Printable Version of Topic

Posted by: djellison Oct 2 2008, 12:53 PM

Currently we, along with many other Invision boards, are getting dozens and dozens of spam registrations per day.

To protect the server and the forum, registration now includes a custom field to filter out automated spammers, as a very simple question.

If you have registered in the past week, but are still waiting for an approval email - please re-register, as your details were almost certainly lost in clearing out the vast number of spam registrations.

Doug

Posted by: Ant103 Oct 2 2008, 04:51 PM

I'm wondering if it's not possible to put a visual code to type manually to clearly make the difference between a spam robot and a human…

Posted by: djellison Oct 2 2008, 04:55 PM

It's called CAPTCHA, and we already have it in place. This recent bout is actually using people.

Posted by: Stu Oct 2 2008, 05:07 PM

The price we're paying for the hi-profile plug by the BBC..?

Posted by: djellison Oct 2 2008, 05:57 PM

Nope - loads of Invision boards have all had the same problem, starting at the same time.

Posted by: tty Oct 2 2008, 06:51 PM

Apparently spammers are now using "CAPTCHA slaves" from poor countries to get around the code.

Posted by: Greg Hullender Oct 3 2008, 01:31 AM

Grin. We need a UMSF-specific CAPTCHA that won't be so easy for uneducated folks. "What planet is this?" "What shape is this orbit?"

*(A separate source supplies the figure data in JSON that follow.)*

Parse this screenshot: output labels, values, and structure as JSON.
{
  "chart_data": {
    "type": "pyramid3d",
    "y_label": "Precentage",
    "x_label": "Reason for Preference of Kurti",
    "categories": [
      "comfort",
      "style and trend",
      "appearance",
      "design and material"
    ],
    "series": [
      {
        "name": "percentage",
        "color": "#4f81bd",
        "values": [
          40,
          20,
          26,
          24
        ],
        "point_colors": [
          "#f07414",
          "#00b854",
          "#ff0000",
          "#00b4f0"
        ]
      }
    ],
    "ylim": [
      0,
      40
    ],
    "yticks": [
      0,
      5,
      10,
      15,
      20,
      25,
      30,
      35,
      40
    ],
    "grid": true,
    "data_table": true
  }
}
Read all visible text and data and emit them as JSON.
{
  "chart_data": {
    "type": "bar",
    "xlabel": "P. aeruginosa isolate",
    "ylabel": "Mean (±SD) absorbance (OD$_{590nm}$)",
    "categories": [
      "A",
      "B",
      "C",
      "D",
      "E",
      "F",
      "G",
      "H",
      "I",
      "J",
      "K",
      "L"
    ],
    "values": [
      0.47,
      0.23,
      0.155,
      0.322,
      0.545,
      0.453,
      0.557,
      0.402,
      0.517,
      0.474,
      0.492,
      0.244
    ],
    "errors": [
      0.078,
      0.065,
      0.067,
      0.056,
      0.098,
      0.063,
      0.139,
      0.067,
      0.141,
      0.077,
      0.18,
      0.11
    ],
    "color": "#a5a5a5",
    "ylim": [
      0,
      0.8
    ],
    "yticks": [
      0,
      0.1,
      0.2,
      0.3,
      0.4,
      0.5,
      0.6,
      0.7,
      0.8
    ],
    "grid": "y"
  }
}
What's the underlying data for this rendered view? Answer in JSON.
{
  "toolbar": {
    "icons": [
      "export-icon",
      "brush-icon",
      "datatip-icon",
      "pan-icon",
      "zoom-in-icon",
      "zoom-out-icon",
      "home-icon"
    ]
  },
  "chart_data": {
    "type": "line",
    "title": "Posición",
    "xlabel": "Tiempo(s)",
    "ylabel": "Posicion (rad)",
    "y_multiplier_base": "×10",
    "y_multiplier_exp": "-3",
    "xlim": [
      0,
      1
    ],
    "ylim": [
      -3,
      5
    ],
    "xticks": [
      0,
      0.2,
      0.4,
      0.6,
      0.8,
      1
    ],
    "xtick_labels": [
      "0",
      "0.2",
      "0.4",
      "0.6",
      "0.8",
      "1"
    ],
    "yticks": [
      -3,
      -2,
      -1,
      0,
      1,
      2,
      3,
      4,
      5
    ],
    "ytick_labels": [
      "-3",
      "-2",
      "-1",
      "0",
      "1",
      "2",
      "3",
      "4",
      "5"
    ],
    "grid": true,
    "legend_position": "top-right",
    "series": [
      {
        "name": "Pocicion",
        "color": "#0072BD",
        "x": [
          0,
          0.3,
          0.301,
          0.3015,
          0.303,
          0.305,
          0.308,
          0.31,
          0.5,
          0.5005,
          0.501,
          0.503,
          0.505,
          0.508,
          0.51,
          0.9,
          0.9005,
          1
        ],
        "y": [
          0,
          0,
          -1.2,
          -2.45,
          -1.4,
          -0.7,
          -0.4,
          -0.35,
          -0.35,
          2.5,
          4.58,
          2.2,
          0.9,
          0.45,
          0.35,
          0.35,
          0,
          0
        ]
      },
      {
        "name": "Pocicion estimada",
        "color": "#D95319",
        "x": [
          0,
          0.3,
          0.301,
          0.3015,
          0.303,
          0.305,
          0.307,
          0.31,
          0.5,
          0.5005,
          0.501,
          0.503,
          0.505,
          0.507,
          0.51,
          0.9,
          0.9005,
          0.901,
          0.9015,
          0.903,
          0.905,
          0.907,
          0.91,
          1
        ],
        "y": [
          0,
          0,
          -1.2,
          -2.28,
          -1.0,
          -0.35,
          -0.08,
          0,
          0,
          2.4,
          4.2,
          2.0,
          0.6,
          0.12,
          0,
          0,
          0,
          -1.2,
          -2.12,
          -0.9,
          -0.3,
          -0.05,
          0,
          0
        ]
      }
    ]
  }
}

Of course, they probably don't let you replace the CAPTCHA.

--Greg

Posted by: djellison Oct 3 2008, 07:21 AM

A custom field for registration (something as simple as "Which red planet is fourth from the sun" ) is on the cards, but I'd rather see if the invision team come up with something a little less dumb than that.

Posted by: Ant103 Oct 3 2008, 09:21 AM

What about a random raw picture of a spacecraft and a question : "what spacecraft took this?".

Posted by: djellison Oct 3 2008, 09:46 AM

And when the person doesn't know?

I've added a custom field which should halt the automated spamming. It's a very VERY simple question.

Invision Board 3 will include an updated version of CAPTCHA, which is a bit more bot resistant - but a simple think like the custom field will actually defeat everything but the very persistent manually registering spammers.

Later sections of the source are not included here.